The Nittany Turkey says
Your emotional prediction pretty much echoes my general sentiments about this team when I brush aside all the stats and bullshit. They’re really not very much fun to watch, although as I mentioned in the article, Marcus Allen might make them more so (for me, anyway).
I do believe that they can beat Indiana given the monodimensional nature of Indiana’s offense and the PSU defense’s capability for shutting down the one weapon they have left. Still, I’m cautious, mainly because of the shitty punting, the turnover margin, and Hack’s growing case of the yips. The scenario you described could very well turn out to be true, reminding me of [cue dark, minor key cello riff] THE DARK YEARS.
This offense is indeed painful to watch.
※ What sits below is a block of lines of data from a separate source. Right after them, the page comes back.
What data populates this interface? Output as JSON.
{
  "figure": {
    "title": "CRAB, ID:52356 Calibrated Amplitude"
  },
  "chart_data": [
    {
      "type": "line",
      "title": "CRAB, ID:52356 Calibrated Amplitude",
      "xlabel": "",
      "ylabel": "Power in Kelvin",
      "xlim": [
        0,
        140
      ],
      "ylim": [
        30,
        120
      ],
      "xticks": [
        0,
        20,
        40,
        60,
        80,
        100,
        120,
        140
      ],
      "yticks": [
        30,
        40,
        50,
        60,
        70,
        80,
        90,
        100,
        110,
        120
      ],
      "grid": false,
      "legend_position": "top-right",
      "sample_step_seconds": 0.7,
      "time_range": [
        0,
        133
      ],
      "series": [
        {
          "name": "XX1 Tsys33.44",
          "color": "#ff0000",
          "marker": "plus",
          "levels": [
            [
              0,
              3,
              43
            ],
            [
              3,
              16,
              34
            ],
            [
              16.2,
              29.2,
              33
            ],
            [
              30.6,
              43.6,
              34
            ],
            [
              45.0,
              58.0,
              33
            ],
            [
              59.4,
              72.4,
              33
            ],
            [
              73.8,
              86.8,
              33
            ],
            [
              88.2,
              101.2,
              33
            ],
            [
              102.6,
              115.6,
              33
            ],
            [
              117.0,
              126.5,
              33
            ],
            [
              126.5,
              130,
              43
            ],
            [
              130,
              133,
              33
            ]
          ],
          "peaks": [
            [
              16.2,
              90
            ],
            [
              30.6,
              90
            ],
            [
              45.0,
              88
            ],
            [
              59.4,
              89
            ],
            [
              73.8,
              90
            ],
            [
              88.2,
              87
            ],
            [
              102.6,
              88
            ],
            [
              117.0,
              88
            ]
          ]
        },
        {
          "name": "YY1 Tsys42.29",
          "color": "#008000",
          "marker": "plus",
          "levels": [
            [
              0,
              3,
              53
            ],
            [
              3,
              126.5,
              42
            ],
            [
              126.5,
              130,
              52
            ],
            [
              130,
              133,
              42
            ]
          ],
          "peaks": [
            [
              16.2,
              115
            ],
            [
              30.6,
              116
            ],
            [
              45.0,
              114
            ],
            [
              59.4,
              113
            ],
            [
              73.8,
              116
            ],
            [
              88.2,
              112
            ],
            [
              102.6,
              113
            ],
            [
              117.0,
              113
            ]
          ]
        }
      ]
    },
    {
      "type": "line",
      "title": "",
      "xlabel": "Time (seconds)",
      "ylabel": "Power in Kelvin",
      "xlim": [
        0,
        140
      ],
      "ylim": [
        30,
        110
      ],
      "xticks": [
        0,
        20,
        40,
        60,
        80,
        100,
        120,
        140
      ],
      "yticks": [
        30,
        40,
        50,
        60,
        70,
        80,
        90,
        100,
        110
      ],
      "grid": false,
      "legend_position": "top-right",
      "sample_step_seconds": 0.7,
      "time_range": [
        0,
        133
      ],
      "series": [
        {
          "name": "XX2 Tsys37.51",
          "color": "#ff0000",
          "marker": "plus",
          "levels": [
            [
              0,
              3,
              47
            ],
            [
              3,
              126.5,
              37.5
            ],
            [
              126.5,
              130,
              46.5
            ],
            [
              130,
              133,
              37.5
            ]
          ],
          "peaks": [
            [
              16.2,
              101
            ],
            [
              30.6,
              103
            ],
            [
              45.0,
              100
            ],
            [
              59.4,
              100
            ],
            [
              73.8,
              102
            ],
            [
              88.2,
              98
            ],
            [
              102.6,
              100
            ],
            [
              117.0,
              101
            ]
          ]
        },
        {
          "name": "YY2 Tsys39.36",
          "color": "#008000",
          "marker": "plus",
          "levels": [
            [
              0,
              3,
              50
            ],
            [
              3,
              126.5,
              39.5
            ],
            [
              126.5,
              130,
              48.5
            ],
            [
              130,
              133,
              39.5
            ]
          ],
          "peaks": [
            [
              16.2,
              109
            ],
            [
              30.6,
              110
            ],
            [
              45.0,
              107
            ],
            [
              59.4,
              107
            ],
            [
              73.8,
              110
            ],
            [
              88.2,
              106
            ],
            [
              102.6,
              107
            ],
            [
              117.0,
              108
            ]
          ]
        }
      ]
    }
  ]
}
We have to find gratification in sound defense, or we have nothing at all.
—TNT
K. John says
The defense comes out fired up, shuts down the Hoosier Daddy running game. The pass game is nonexistent. The offense tries out some new stuff in the first half to mixed results and then goes into a shell while slowly grinding down to the final whistle.
Penn State 12
Indiana 0
Or Donovan starting doing what he should have back in September and State puts half a hundred on them, but that is wishful thinking because if he was that smart he would have done it already.
The Nittany Turkey says
I don’t think the Nits will blank them. The kicking game and turnovers will create opportunities for the enemy.
On the other hand, no more than 12 points for the good guys is certainly plausible.